頭で分かっても実は、この操作こそ、一番難しかったりするのだ。
多くは、ここで失速して死亡する。
〔操作補助します〕
補助脳のアナウンスが流れ、レバーが強制的に動き、少しの揺れの後に、ゆっくりと着地していく。
「ふうっ。命拾いしたよ」
〔・・・・・・・〕
感謝された機械は、反応に戸惑っているのだろう。
思えばジャックも機械に礼をした事など無かった。
シェルターのドアから、何人もの兵士が着陸した機体に駆け寄って来るのが見える。
「え~と、これ、どうやって降りれば良いのかな?」
〔イジェクトします〕
困惑していると、コックピットの前面が競り上がり、パイロットシートは地面に着いていた。
「どう言う構造になっているんだ?コレ!」
シートから立ち上がると、ヘルメットもGスーツもシートに貼り付く様に残っており、シートは戦闘機の下部に引き込まれる様に収納されていく。

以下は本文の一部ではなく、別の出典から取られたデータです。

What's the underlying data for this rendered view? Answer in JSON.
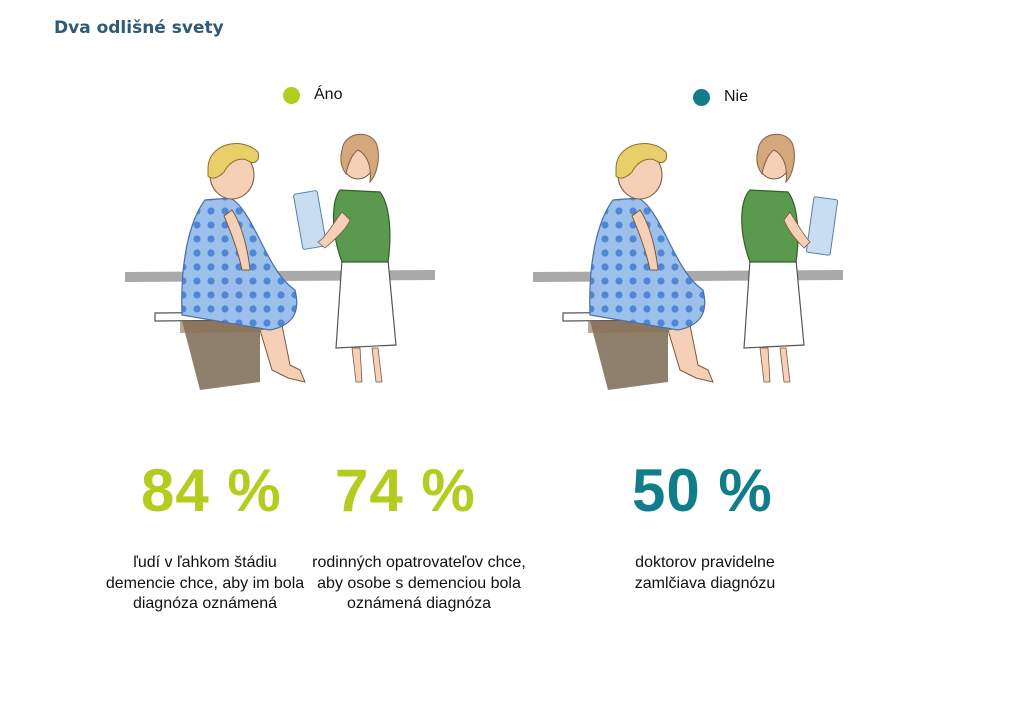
{
  "title": "Dva odlišné svety",
  "legend": {
    "yes": {
      "label": "Áno",
      "color": "#b4cc1e"
    },
    "no": {
      "label": "Nie",
      "color": "#117d8a"
    }
  },
  "stats": [
    {
      "value": "84 %",
      "description": "ľudí v ľahkom štádiu demencie chce, aby im bola diagnóza oznámená",
      "color": "#b4cc1e"
    },
    {
      "value": "74 %",
      "description": "rodinných opatrovateľov chce, aby osobe s demenciou bola oznámená diagnóza",
      "color": "#b4cc1e"
    },
    {
      "value": "50 %",
      "description": "doktorov pravidelne zamlčiava diagnózu",
      "color": "#117d8a"
    }
  ],
  "illustrations": [
    "patient-and-nurse-talking",
    "patient-and-nurse-silent"
  ]
}
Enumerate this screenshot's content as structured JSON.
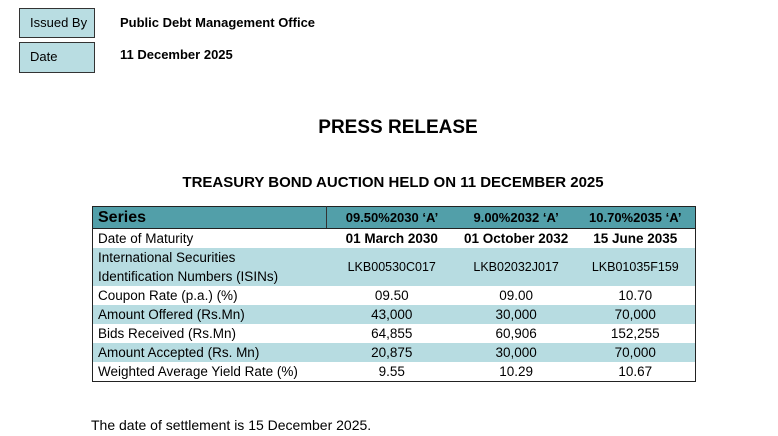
{
  "header": {
    "issued_by_label": "Issued By",
    "issued_by_value": "Public Debt Management Office",
    "date_label": "Date",
    "date_value": "11 December 2025"
  },
  "title": "PRESS RELEASE",
  "subtitle": "TREASURY BOND AUCTION HELD ON 11 DECEMBER 2025",
  "table": {
    "columns": [
      "Series",
      "09.50%2030 ‘A’",
      "9.00%2032 ‘A’",
      "10.70%2035 ‘A’"
    ],
    "rows": [
      {
        "label": "Date of Maturity",
        "values": [
          "01 March 2030",
          "01 October 2032",
          "15 June 2035"
        ]
      },
      {
        "label_lines": [
          "International Securities",
          "Identification Numbers (ISINs)"
        ],
        "values": [
          "LKB00530C017",
          "LKB02032J017",
          "LKB01035F159"
        ]
      },
      {
        "label": "Coupon Rate (p.a.) (%)",
        "values": [
          "09.50",
          "09.00",
          "10.70"
        ]
      },
      {
        "label": "Amount Offered (Rs.Mn)",
        "values": [
          "43,000",
          "30,000",
          "70,000"
        ]
      },
      {
        "label": "Bids Received (Rs.Mn)",
        "values": [
          "64,855",
          "60,906",
          "152,255"
        ]
      },
      {
        "label": "Amount Accepted (Rs. Mn)",
        "values": [
          "20,875",
          "30,000",
          "70,000"
        ]
      },
      {
        "label": "Weighted Average Yield Rate (%)",
        "values": [
          "9.55",
          "10.29",
          "10.67"
        ]
      }
    ]
  },
  "footer": "The date of settlement is 15 December 2025.",
  "colors": {
    "header_teal": "#529fa9",
    "row_light": "#b7dce1"
  }
}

駆け寄ってきた同僚は、ジャックの身体を叩いて確認し、整備士達は滑走路に立つ車輪の辺りを探り回り、他の者達は、その巨大な機体を見上げていた。
「すまない。先ずは将軍に報告へ行かせてくれ」
根掘り葉掘り聞きたがる同僚を振り切り、ジャックはシェルターへと向かった。
将軍の指示なのか、MPがジャックの前後に立って道を切り開いていく。
途中で振り返るジャックの目に映ったのは、普通に巨大なF15だった。
「あれっ?コックピットが小さくないな!」
想像していたアンバランスな形状と違う事に疑問も覚えたが、MPに急かされて、ジャックはシェルターの入り口へと入って行った。
その後の密室での報告には、怪物殲滅よりも長い、二時間の時間を要するとは、この時のジャックも考えては居なかった。